Sesuatu yang ajaib terjadi. Di permukaan laut muncul sebuah kotak kecil bertuliskan: botol, air 1/1.
“Curi!”
Gao Seratus Miliar dengan penuh semangat mengkonfirmasi pencurian, dan seketika botol itu terisi penuh air laut, lalu muncul di tangannya.
“Waduh, kamu benar-benar belum bangkit?!” Long Ye menatap botol penuh air di tangan Gao Seratus Miliar dengan wajah terpana.

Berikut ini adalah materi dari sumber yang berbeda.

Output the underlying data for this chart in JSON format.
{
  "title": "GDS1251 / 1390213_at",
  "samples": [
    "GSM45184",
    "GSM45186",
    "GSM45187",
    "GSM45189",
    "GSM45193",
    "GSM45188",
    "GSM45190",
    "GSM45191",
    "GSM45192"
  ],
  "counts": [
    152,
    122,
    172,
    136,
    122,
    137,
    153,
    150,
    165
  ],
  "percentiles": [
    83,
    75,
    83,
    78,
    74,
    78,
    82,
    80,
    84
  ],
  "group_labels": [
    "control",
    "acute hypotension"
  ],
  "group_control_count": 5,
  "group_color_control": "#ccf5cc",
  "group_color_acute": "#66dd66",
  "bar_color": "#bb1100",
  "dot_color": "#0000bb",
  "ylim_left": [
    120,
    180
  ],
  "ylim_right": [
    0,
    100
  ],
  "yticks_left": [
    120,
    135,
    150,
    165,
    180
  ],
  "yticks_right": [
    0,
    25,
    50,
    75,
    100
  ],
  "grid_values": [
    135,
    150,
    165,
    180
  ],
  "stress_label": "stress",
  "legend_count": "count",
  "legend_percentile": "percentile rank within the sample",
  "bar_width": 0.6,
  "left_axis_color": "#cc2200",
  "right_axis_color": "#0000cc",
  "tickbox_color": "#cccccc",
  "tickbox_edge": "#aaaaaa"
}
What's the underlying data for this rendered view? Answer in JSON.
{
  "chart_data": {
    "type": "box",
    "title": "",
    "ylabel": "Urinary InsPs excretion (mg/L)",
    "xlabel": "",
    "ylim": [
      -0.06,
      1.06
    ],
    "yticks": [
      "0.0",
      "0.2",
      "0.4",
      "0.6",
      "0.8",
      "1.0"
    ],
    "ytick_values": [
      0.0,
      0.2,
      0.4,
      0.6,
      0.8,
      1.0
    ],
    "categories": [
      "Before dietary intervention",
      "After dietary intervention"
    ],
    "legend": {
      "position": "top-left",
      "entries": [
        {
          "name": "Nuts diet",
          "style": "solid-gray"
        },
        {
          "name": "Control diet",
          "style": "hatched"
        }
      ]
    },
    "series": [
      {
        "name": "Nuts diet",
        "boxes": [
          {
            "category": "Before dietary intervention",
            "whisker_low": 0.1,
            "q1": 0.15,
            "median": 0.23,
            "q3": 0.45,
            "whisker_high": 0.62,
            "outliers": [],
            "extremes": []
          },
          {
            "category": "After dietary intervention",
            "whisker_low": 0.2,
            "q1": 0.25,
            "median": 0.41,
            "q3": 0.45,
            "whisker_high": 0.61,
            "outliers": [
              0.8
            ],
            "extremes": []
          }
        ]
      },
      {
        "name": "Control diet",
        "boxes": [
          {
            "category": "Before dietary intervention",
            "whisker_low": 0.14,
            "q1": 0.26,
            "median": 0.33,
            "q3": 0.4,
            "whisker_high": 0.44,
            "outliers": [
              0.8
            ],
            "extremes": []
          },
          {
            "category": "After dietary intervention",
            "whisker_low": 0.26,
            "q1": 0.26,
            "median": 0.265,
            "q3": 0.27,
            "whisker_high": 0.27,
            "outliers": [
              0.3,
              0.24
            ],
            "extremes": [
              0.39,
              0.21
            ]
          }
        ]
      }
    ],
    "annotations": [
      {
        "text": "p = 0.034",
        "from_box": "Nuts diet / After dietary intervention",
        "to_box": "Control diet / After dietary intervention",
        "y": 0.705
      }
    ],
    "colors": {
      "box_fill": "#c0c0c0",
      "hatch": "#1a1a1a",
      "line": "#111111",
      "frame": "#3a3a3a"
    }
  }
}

Gao Seratus Miliar menyimpan ponselnya dan berdehem, “Sudah ada yang menguji, katanya aku belum bangkit, tapi aku memang punya kemampuan menciptakan sesuatu dari ketiadaan.”
Yang Yue berseru dengan penuh semangat, “Kita sudah dapat air laut, harapan untuk menghilangkan kutukan semakin dekat.”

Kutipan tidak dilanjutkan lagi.